Graduation Date

Spring 5-4-2019

Document Type

Dissertation

Degree Name

Doctor of Philosophy (PhD)

Programs

Pharmaceutical Sciences

First Advisor

Jered C. Garrison

Abstract

The Gastrin-Releasing Peptide Receptor (BB2r) has been intensively investigated as a cancer target over the years. Numerous diagnostic and therapeutic BB2r-targeted agents have been developed for various solid tumors, including prostate cancers, due to the high expression level of BB2r on neoplastic relative to normal tissues. The development of those targeted agents have mainly utilized the modified c-terminal of bombesin(BBN), a peptide that has nanomolar binding affinity to human BB2r. However, a major issue that hinders the clinical translational potential of low-molecular weight, receptor-targted agents, is their short residence time at tumor tissues due to the intrinsically high diffusion and clearance rates.

Detailed in this dissertation is a comparison study investigating important biological differences between two mouse models of prostate cancer and how these factors impact the delivery of BB2r-targeted agents. Specifically, we have evaluated the impact of differences in tumor vassculatur density, hypoxia burden and perfusion efficacy on BB2r-targeted agent uptake and distribution. Furthermore, herein, we proposed two different approaches to increase the tumor residualization of BB2r-targeted radiopharmaceutical agents, by developing chemical approaches to “trap” BB2r-targeted agents in prostate cancer cells through adduct formation with macromolecules. First proposed, BB2r-targted agents incorporating hydrophilic cysteine cathepsin (CC) inhibitors was developed. Due to the high concentration of CCs found in endolysosomal compartments, our agents have the ability to irreversibly bind to CCs after endocytosis. Two analogs, based on BB2r-targeted agonist and antagonist separately, demonstrated enhanced tumor retention and optimal tumor-to-non-target ratios compared to the matching controls. The second approach focused on the hypoxic nature of prostate cancer, which is due to the distorted architecture leading to the insuffucient delivery of oxygen, and was examined as a mechanism to increase retention of BB2r-targeted agents. Specifically, we explored the hypoxic-selectivity of a 2-nitroimidazole phosphoramide nitrogen mustard (2-NIPAM), a potential tumor trapping agent which is able to irreversibly bind to intracellular nucleophiles in hypoxic tissues.

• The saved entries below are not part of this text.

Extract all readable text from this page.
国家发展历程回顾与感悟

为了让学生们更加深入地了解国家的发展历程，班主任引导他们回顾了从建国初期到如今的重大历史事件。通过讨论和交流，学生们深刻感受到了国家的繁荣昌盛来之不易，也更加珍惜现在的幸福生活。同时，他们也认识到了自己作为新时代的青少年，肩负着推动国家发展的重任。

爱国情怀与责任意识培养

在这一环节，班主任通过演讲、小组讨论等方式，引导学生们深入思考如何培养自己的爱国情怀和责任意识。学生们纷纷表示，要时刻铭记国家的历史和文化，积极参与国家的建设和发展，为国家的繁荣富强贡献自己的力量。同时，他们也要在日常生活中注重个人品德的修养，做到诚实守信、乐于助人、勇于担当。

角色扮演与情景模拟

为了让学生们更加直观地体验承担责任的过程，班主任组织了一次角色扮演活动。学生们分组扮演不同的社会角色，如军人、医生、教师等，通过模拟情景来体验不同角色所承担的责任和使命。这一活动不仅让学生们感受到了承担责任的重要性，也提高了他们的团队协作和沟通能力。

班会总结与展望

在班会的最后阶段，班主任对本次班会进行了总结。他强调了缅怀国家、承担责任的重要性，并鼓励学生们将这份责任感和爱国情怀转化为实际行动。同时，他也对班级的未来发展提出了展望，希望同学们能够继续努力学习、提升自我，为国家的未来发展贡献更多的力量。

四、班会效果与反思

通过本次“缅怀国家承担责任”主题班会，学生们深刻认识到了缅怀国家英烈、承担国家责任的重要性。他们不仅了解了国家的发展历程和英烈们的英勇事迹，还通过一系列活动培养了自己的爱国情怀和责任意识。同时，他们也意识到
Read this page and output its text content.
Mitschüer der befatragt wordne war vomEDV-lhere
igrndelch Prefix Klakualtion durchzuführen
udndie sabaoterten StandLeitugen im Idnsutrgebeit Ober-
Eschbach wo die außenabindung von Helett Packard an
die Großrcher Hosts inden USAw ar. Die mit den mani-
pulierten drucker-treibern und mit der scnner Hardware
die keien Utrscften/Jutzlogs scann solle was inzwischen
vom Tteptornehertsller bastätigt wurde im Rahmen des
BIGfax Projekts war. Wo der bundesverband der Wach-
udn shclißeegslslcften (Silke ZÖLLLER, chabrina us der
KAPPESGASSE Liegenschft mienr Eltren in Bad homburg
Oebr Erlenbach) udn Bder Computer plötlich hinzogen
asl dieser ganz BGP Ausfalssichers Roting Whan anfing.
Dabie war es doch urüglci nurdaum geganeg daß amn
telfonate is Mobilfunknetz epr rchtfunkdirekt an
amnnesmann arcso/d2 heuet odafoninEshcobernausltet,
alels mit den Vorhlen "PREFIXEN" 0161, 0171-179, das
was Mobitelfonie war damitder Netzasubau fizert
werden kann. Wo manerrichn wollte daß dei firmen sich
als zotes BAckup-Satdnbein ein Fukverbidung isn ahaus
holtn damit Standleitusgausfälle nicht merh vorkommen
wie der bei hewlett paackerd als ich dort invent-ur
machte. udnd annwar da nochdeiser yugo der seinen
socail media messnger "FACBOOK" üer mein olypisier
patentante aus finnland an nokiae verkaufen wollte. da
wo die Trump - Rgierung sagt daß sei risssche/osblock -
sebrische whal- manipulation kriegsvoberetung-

Overall, we seek to determine the most suitable mouse model in evaluating the BB2r-targeted agents. We are also exploring strategies to elongate the retention time of BB2r-targeted agents in the prostate tumor tissues, thereby increasing the clinical translational potential of these agents. Future works include: 1) synthesis and evaluation of 2-NIPAM incorporated BB2r-targeted peptides in vitro and in vivo; 2) synthesis and assessment of hydrophilic CC inhibitors integrated into other receptor-targeted analogs. Further work is needed to demonstrate the feasibility and wide applicability of our strategies in different receptor-targeted systems.